2012-06-29

Software development isn’t just about the code we write. It also spans the many situations, experiences, and new knowledge we encounter when we write code.

Funny thing is we can’t seem to directly recall or reflect on that stuff very easily. This is no more apparent than we just finished a whole bunch coding and just seem to draw a blank when writing a commit message.

How can we improve a developer’s ability to recall and reflect over recent coding experiences? Can we keep better tally over our activities and even curate and share them?

Timelines

Timeline events include uncaught exceptions:

Collected History

How the system works: Every code change is submitted to a local git repository.
Uncaught exceptions and caught exceptions that hit a breakpoint are logged. Navigation, searches, code copied and pasted from the web are also logged. External data such as SVN/GIT repositories and local browser history are integrated into the history.

Temporally close events are organized into “bubbles”. Each bubble represents an important type of event.

  • A Diff bubble only shows a subset of changed lines by showing the most “interesting” changed lines are selected from the diff (e.g. not an import statement).

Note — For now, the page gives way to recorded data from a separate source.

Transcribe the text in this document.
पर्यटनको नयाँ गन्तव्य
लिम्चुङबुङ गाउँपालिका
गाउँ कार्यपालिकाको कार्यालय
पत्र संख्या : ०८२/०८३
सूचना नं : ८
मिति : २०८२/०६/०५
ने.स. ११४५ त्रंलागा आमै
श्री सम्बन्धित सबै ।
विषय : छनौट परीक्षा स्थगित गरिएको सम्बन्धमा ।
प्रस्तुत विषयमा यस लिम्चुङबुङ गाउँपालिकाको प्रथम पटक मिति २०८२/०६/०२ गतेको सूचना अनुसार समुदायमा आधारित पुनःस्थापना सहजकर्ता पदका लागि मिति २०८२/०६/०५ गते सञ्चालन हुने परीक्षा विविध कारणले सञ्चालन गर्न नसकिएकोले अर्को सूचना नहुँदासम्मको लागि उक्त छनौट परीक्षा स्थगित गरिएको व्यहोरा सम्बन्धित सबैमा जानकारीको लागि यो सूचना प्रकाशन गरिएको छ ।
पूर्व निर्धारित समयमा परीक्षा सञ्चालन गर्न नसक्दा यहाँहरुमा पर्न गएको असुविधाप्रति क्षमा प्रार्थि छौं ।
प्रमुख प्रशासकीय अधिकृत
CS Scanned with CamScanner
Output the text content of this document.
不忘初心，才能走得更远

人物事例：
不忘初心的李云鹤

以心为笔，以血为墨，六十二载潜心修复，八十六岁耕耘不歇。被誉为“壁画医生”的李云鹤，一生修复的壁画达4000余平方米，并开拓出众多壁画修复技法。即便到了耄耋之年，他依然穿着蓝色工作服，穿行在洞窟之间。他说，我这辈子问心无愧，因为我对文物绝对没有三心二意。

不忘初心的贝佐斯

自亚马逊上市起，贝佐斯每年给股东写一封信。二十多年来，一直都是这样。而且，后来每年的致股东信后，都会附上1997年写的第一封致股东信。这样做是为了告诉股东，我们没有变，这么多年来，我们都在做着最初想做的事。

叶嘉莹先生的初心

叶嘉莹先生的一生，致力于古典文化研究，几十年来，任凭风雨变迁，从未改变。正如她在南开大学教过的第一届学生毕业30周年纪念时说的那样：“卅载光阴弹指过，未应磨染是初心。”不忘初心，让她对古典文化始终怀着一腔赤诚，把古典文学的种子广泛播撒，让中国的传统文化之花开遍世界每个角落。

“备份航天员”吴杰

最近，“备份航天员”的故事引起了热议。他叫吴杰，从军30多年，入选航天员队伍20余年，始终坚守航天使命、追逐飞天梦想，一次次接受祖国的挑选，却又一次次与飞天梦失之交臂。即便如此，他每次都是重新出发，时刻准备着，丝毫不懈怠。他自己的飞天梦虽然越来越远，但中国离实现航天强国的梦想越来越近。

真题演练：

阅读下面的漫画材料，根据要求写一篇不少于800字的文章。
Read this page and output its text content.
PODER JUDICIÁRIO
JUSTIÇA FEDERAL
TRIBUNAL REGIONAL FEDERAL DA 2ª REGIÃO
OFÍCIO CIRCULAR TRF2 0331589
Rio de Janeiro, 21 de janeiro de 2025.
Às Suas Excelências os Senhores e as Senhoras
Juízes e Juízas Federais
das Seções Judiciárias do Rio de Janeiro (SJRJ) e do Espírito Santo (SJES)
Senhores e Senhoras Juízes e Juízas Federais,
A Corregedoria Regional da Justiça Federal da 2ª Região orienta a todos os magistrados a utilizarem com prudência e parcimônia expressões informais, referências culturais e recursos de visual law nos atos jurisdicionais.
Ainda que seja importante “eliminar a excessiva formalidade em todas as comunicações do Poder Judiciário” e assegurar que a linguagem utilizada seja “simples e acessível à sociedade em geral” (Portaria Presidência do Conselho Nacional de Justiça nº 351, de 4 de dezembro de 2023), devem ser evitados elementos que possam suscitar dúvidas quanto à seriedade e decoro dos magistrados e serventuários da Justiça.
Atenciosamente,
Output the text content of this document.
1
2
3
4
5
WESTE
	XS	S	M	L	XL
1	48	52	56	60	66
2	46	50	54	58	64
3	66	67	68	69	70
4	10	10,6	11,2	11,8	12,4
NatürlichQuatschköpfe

  • Exception bubbles show stacktrace information and the site of the exception.

  • Web Visit bubbles show stackoverflow questions that were visited.

  • Commit bubbles show information about a recent commit.

Next steps

  • What other type of event bubbles should there be?
  • What other interfaces would be useful (I also have a calendar with bubbles)?
  • In what different ways would you like to share these types of experiences?
  • Over what time span and level of abstraction would you view events?